Курс Вальдеса-Родригеса и университетские киносеансы создали атмосферу, в которой зародились многие дружеские отношения и плодотворные сотрудничества. Герман Пуиг, Рикардо Вигон, Нестор Альмендрос и Гильермо Кабрера Инфанте, учредившие влиятельный «Киноклуб Гаваны» в 1948 году, а затем вошедшие в число самых известных либеральных критиков и кинематографистов Кубы (все они были изгнаны с острова в 60-х годах), встретились благодаря курсу Вальдеса-Родригеса. Аналогичным образом, киносекция культурного общества «Nuestro Tiempo», которая позднее станет ядром «Института киноискусства и кинопромышленности» («ICAIC»), самого важного культурного учреждения послереволюционной Кубы, также была сформирована под прямым влиянием Вальдеса-Родригеса. Его бывшие ученики Альфредо Гевара и Хулио Гарсиа Эспиноса составляли ядро студии «ICAIC» и отвечали за ее идеологическую и эстетическую программу. По сути, кинематографический канон с Эйзенштейном в центре, который пропагандировался Вальдесом-Родригесом, определил культурную повестку дня постреволюционной Кубы. Хотя сам Вальдес-Родригес не занимал никакой официальной должности в «ICAIC» после революции, он сотрудничал со своими бывшими учениками, входившими в число руководителей кинематографии, участвовал в их публикациях и образовательных инициативах, а также представлял Кубу на фестивалях за рубежом.

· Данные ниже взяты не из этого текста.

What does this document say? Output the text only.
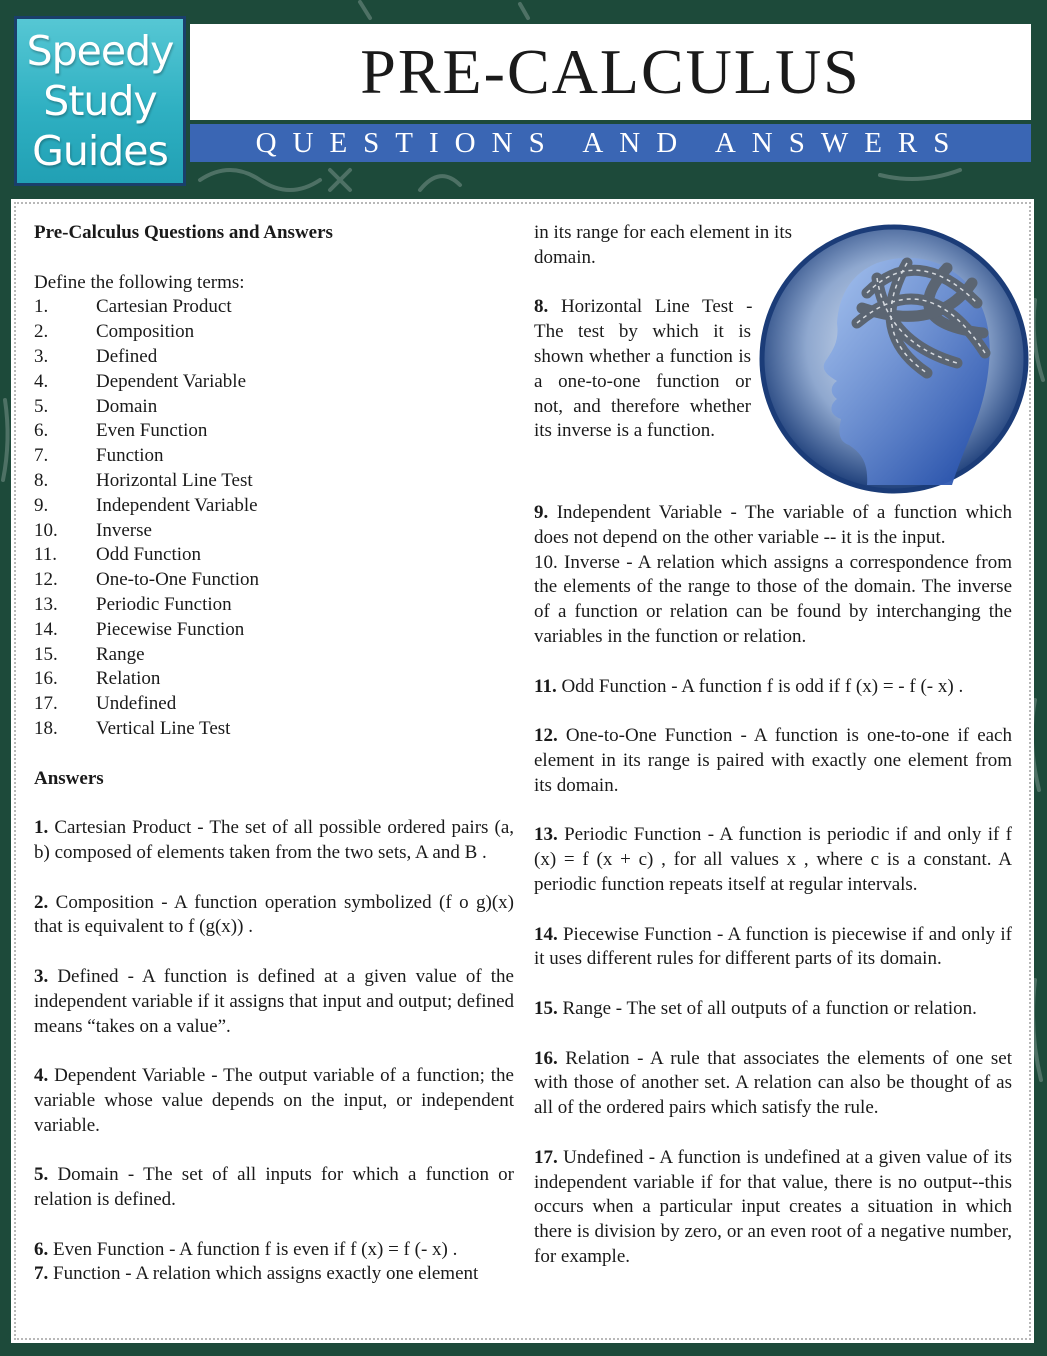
Speedy
Study
Guides
PRE-CALCULUS
QUESTIONS AND ANSWERS

Pre-Calculus Questions and Answers

Define the following terms:

1.	Cartesian Product
2.	Composition
3.	Defined
4.	Dependent Variable
5.	Domain
6.	Even Function
7.	Function
8.	Horizontal Line Test
9.	Independent Variable
10.	Inverse
11.	Odd Function
12.	One-to-One Function
13.	Periodic Function
14.	Piecewise Function
15.	Range
16.	Relation
17.	Undefined
18.	Vertical Line Test

Answers

1. Cartesian Product - The set of all possible ordered pairs (a, b) composed of elements taken from the two sets, A and B .

2. Composition - A function operation symbolized (f o g)(x) that is equivalent to f (g(x)) .

3. Defined - A function is defined at a given value of the independent variable if it assigns that input and output; defined means “takes on a value”.

4. Dependent Variable - The output variable of a function; the variable whose value depends on the input, or independent variable.

5. Domain - The set of all inputs for which a function or relation is defined.

6. Even Function - A function f is even if f (x) = f (- x) .

7. Function - A relation which assigns exactly one element

in its range for each element in its domain.

8. Horizontal Line Test - The test by which it is shown whether a function is a one-to-one function or not, and therefore whether its inverse is a function.

9. Independent Variable - The variable of a function which does not depend on the other variable -- it is the input.

10. Inverse - A relation which assigns a correspondence from the elements of the range to those of the domain. The inverse of a function or relation can be found by interchanging the variables in the function or relation.

11. Odd Function - A function f is odd if f (x) = - f (- x) .

12. One-to-One Function - A function is one-to-one if each element in its range is paired with exactly one element from its domain.

13. Periodic Function - A function is periodic if and only if f (x) = f (x + c) , for all values x , where c is a constant. A periodic function repeats itself at regular intervals.

14. Piecewise Function - A function is piecewise if and only if it uses different rules for different parts of its domain.

15. Range - The set of all outputs of a function or relation.

16. Relation - A rule that associates the elements of one set with those of another set. A relation can also be thought of as all of the ordered pairs which satisfy the rule.

17. Undefined - A function is undefined at a given value of its independent variable if for that value, there is no output--this occurs when a particular input creates a situation in which there is division by zero, or an even root of a negative number, for example.
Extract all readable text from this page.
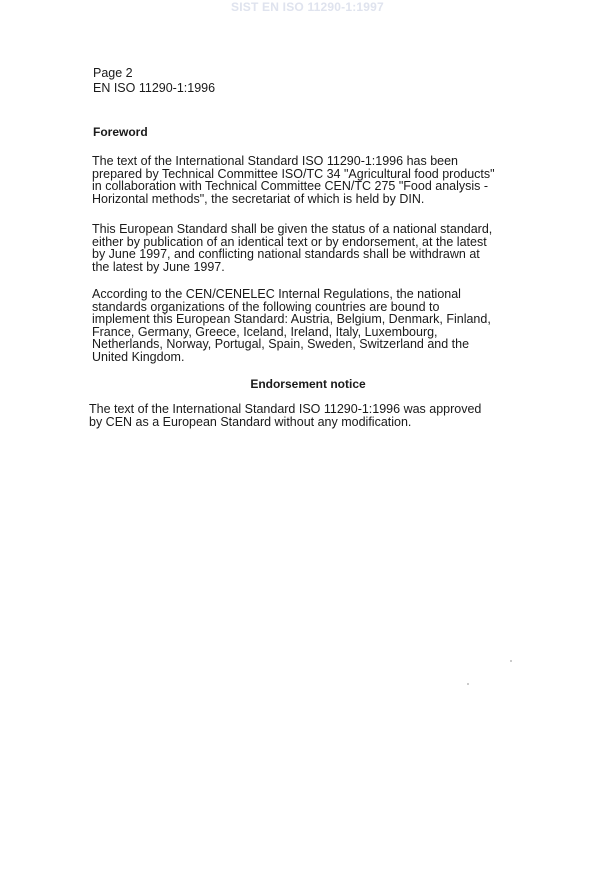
SIST EN ISO 11290-1:1997

Page 2

EN ISO 11290-1:1996

Foreword

The text of the International Standard ISO 11290-1:1996 has been
prepared by Technical Committee ISO/TC 34 "Agricultural food products"
in collaboration with Technical Committee CEN/TC 275 "Food analysis -
Horizontal methods", the secretariat of which is held by DIN.

This European Standard shall be given the status of a national standard,
either by publication of an identical text or by endorsement, at the latest
by June 1997, and conflicting national standards shall be withdrawn at
the latest by June 1997.

According to the CEN/CENELEC Internal Regulations, the national
standards organizations of the following countries are bound to
implement this European Standard: Austria, Belgium, Denmark, Finland,
France, Germany, Greece, Iceland, Ireland, Italy, Luxembourg,
Netherlands, Norway, Portugal, Spain, Sweden, Switzerland and the
United Kingdom.

Endorsement notice

The text of the International Standard ISO 11290-1:1996 was approved
by CEN as a European Standard without any modification.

Важно отметить, что коллекция фильмов, которую он собрал в университете, была использована в качестве основы для первой официальной кубинской синематеки в рамках «ICAIC», что позволило начать показы советского кино и, в частности, фильмов Эйзенштейна раньше, в первые послереволюционные годы[486]
.В течение десятилетия после кубинской революции 1959 года влияние Эйзенштейна помогло сформировать то, что стало известно как Новое кино Латинской Америки, — откровенно политическое и часто экспериментальное движение, чьи самые известные представители — Нельсон Перейра, Глаубер Роша, Фернандо Бирри, Фернандо Соланас и Октавио Гетино, Томас Гутьеррес Алеа, Сантьяго Альварес, Патрисио Гусман и Хорхе Санхинес. Хотя и в разной степени, их фильмы, а также тексты были обязаны эйзенштейновской теории и практике диалектического монтажа. Эти кинематографисты и принимали, и отвергали это влияние.

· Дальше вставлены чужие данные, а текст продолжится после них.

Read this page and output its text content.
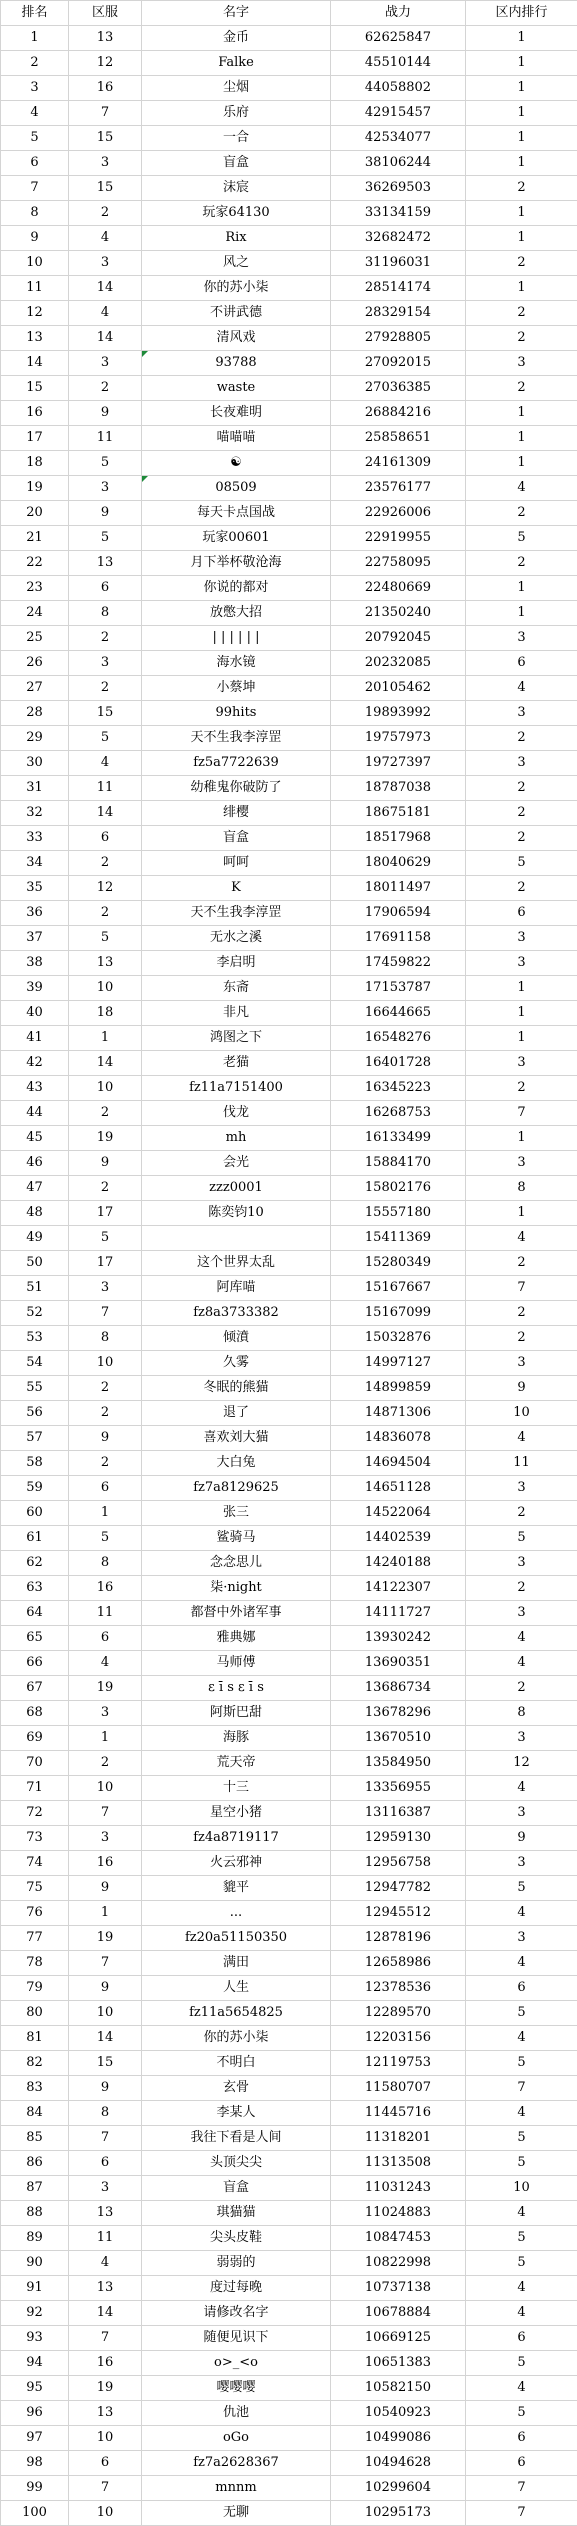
排名	区服	名字	战力	区内排行
1	13	金币	62625847	1
2	12	Falke	45510144	1
3	16	尘烟	44058802	1
4	7	乐府	42915457	1
5	15	一合	42534077	1
6	3	盲盒	38106244	1
7	15	沫宸	36269503	2
8	2	玩家64130	33134159	1
9	4	Rix	32682472	1
10	3	风之	31196031	2
11	14	你的苏小柒	28514174	1
12	4	不讲武德	28329154	2
13	14	清风戏	27928805	2
14	3	93788	27092015	3
15	2	waste	27036385	2
16	9	长夜难明	26884216	1
17	11	喵喵喵	25858651	1
18	5	☯	24161309	1
19	3	08509	23576177	4
20	9	每天卡点国战	22926006	2
21	5	玩家00601	22919955	5
22	13	月下举杯敬沧海	22758095	2
23	6	你说的都对	22480669	1
24	8	放憋大招	21350240	1
25	2	| | | | | |	20792045	3
26	3	海水镜	20232085	6
27	2	小蔡坤	20105462	4
28	15	99hits	19893992	3
29	5	天不生我李淳罡	19757973	2
30	4	fz5a7722639	19727397	3
31	11	幼稚鬼你破防了	18787038	2
32	14	绯樱	18675181	2
33	6	盲盒	18517968	2
34	2	呵呵	18040629	5
35	12	K	18011497	2
36	2	天不生我李淳罡	17906594	6
37	5	无水之溪	17691158	3
38	13	李启明	17459822	3
39	10	东斋	17153787	1
40	18	非凡	16644665	1
41	1	鸿图之下	16548276	1
42	14	老猫	16401728	3
43	10	fz11a7151400	16345223	2
44	2	伐龙	16268753	7
45	19	mh	16133499	1
46	9	会光	15884170	3
47	2	zzz0001	15802176	8
48	17	陈奕钧10	15557180	1
49	5		15411369	4
50	17	这个世界太乱	15280349	2
51	3	阿库喵	15167667	7
52	7	fz8a3733382	15167099	2
53	8	倾濆	15032876	2
54	10	久雾	14997127	3
55	2	冬眠的熊猫	14899859	9
56	2	退了	14871306	10
57	9	喜欢刘大猫	14836078	4
58	2	大白兔	14694504	11
59	6	fz7a8129625	14651128	3
60	1	张三	14522064	2
61	5	鲨骑马	14402539	5
62	8	念念思儿	14240188	3
63	16	柒·night	14122307	2
64	11	都督中外诸军事	14111727	3
65	6	雅典娜	13930242	4
66	4	马师傅	13690351	4
67	19	ε ī s ε ī s	13686734	2
68	3	阿斯巴甜	13678296	8
69	1	海豚	13670510	3
70	2	荒天帝	13584950	12
71	10	十三	13356955	4
72	7	星空小猪	13116387	3
73	3	fz4a8719117	12959130	9
74	16	火云邪神	12956758	3
75	9	貔平	12947782	5
76	1	...	12945512	4
77	19	fz20a51150350	12878196	3
78	7	满田	12658986	4
79	9	人生	12378536	6
80	10	fz11a5654825	12289570	5
81	14	你的苏小柒	12203156	4
82	15	不明白	12119753	5
83	9	玄骨	11580707	7
84	8	李某人	11445716	4
85	7	我往下看是人间	11318201	5
86	6	头顶尖尖	11313508	5
87	3	盲盒	11031243	10
88	13	琪猫猫	11024883	4
89	11	尖头皮鞋	10847453	5
90	4	弱弱的	10822998	5
91	13	度过每晚	10737138	4
92	14	请修改名字	10678884	4
93	7	随便见识下	10669125	6
94	16	o>_<o	10651383	5
95	19	嘤嘤嘤	10582150	4
96	13	仇池	10540923	5
97	10	oGo	10499086	6
98	6	fz7a2628367	10494628	6
99	7	mnnm	10299604	7
100	10	无聊	10295173	7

В 1970-е это особенно явственно выразил Глаубер Роша: «„Фокс“, „Парамаунт“ и „Метро“ — наши враги. Но Эйзенштейн, Росселлини и Годар — тоже наши враги. Они давят на нас»[487]
. Эйзенштейн стал важным ориентиром в радикальной кинокультуре 1960-х годов в Латинской Америке во многом по тем же причинам, что и в Европе и США, но оказался там более актуальным из-за взрывоопасной политической ситуации и близости кубинской революции в качестве потенциальной возможности развития для остальной части континента. В поисках нового — политического — латиноамериканского кинематографа, который бы отвечал этому революционному освободительному духу, многие кинематографисты обращались к авангардам 1920-х годов, как в своих странах, так и на международном уровне, чтобы обрести корни и почерпнуть вдохновение.Как и в более ранний момент, это стремление опиралось на сильные антиголливудские, антиимпериалистические настроения. А раннее советское кино давало альтернативу, которую можно было рассматривать как революционную и противостоящую господствующей тенденции. К концу 1960-х и началу 1970-х годов поиск новых кинематографических моделей стал особенно актуальным. Итальянский неореализм, служивший ранее мощным источником вдохновения, утратил политический радикализм и в основном воспринимался как консервативный. Даже европейские «новые волны», хотя и предлагали важные эстетические и формальные ориентиры, считались политически конформистскими и не соотносящимися с конкретными условиями Латинской Америки. Монтаж, однако, по-прежнему казался мощным эстетическим и политическим средством, и хотя в это время Эйзенштейн был уже далеко не единственным практиком искусства монтажа, он оставался его главным теоретиком.